Mililani Trask is a candidate for the board of trustees of the Office of Hawaiian Affairs.

It is highly unlikely that the community is even aware that HECO, responding to pressure from the Public Utilities Commission (PUC), filed a Power Supply Improvement Plan (PSIP) in late August. The PSIP is currently open for public comment.

The Honolulu Star-Advertiser called the plan a “sleep aid” in a small item that told readers how important it was that they weighed in. But is it even credible to expect ordinary ratepayers to do so?

Here is what the PSIP consists of: a plan for Maui (715 pages), Hawaii Electric Light Power Supply Improvement Plan (415 pages), Hawaiian Electric Power Supply Improvement Plan (477 pages), Hawaiian Electric Companies’ Distributed Generation Interconnection Plan Book 1 (515 pages) and Hawaiian Electric Companies’ Distributed Generation Interconnection Plan Book 2 (609 pages.)

HECO greenhouse gases (PF) No text

A HECO power plant.

PF Bentley/Civil Beat

HECO’s Aversion for the Digital Age

HECO is nothing if not consistent. When New Mexico put out an RFP for renewable energy it was 27 pages long and bidders could respond online. When HECO put out an RFP for geothermal energy it was 92 pages long with 11 appendices totaling 468 pages. Bidders had to provide five hard copies of their submissions. Submissions, of necessity, were two to three times the length of the RFP to provide the detail requested. No online option for submission was allowed.

If HECO cannot update its business processes to reflect our digital age, what confidence can we have in them leading Hawaii in the transition to the culture and technology of renewable energy?

I felt compelled to plow my way through the dense forest of the PSIP because I have been advocating for community-centered development of our vast geothermal resources for some years now. I have been following the issue of Hawaii’s dangerous dependence on imported fossil fuels — a habit that costs us $7 billion annually.

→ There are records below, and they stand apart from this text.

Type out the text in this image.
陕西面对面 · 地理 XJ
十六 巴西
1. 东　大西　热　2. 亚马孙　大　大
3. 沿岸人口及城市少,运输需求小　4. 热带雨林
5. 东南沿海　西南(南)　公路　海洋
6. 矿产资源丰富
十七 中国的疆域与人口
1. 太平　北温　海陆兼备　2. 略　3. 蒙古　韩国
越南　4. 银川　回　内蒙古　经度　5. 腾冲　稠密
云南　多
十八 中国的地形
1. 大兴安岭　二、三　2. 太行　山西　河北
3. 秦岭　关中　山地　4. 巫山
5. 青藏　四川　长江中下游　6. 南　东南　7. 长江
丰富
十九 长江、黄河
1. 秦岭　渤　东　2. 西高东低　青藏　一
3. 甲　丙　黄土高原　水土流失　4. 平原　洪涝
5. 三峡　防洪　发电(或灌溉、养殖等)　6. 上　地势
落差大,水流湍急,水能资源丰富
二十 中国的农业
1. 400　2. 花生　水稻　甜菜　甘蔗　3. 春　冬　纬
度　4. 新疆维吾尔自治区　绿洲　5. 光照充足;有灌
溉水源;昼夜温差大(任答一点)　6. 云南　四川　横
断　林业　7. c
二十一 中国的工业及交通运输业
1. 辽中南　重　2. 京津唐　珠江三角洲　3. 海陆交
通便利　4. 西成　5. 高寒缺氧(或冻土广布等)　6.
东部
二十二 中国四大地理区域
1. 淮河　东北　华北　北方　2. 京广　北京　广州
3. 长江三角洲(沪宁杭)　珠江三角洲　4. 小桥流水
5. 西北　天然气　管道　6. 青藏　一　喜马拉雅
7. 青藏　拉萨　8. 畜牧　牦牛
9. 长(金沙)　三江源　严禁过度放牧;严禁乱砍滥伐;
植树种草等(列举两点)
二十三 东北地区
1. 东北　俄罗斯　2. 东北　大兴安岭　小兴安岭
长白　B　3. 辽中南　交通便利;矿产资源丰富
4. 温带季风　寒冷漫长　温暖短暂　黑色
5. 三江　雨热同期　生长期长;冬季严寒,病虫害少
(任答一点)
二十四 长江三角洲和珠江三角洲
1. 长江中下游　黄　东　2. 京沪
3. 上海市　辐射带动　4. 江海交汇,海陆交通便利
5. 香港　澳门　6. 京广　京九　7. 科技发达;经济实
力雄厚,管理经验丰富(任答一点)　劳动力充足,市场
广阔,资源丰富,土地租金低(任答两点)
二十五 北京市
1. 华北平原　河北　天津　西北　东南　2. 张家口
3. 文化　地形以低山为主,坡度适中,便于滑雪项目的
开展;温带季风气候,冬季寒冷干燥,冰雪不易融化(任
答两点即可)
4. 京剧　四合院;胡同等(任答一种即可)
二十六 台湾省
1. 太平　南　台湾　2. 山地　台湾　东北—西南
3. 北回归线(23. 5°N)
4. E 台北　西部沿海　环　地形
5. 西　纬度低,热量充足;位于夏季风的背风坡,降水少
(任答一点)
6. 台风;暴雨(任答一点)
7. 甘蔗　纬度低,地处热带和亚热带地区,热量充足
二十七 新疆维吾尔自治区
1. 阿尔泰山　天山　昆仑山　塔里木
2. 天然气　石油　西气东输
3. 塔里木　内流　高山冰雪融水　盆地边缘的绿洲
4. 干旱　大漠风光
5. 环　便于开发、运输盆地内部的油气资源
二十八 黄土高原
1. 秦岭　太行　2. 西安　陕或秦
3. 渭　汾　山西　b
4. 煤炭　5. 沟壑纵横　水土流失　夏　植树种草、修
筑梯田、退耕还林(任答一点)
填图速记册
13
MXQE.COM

Imagine what that money could do if it remained in the state to help struggling farmers, stimulate small businesses, address our failing public schools, tackle homelessness and the other challenges we face daily in a place that is Paradise — for some.

My effort at scrutinizing the PSIP left me with tired eyes and dashed hopes.

Where are the specifics to which we can hold HECO accountable?

Where is the timetable with specific dates for the retirement of dinosaur grids?

Where is the commitment to developing renewable energy on at least some of the 1.5 million acres of public land?

Where is the road map that everyone can understand showing specific actions that will lead us to renewable energy self-sufficiency?

Hawaii Can’t Do What Burlington, Vermont Did?

Vermont’s largest town, Burlington has just announced that it will generate 100 percent of its electricity from renewable energy sources. We are told that Burlington’s achievement came about as a result of the state’s active commitment and “a decade of planning.”

But decades of discussion with our monopoly utility have not moved us off our fossil fuel habit — and there is no sign they really want to.

Instead, in these islands where we have daily sun, wind, ocean and geothermal energy in abundance, HECO declares, almost unbelievably, “Renewable energy, while increasingly cost effective, can replace much, but not all of the fossil-fuel based generation because of its intermittent nature.”

If there is no will, there will be no way.

HECO’s PSIP does not reflect a will to transform our state of fossil fuel dependence to energy independence built firmly on our rich mix of renewable resources. The obstacles placed in the way of ready public understanding of the PSIP speaks to HECO’s way of doing business. The PSIP attests to HECO’s lack of interest in really communicating with the customers and policy-makers who have kept them in business since the entity first came into existence under the auspices of the Kingdom of Hawaii. It’s no mean feat that even while the Kingdom was taken over, Hawaiian Electric survived, and thrives. The people of Hawaii are literally the poorer for it.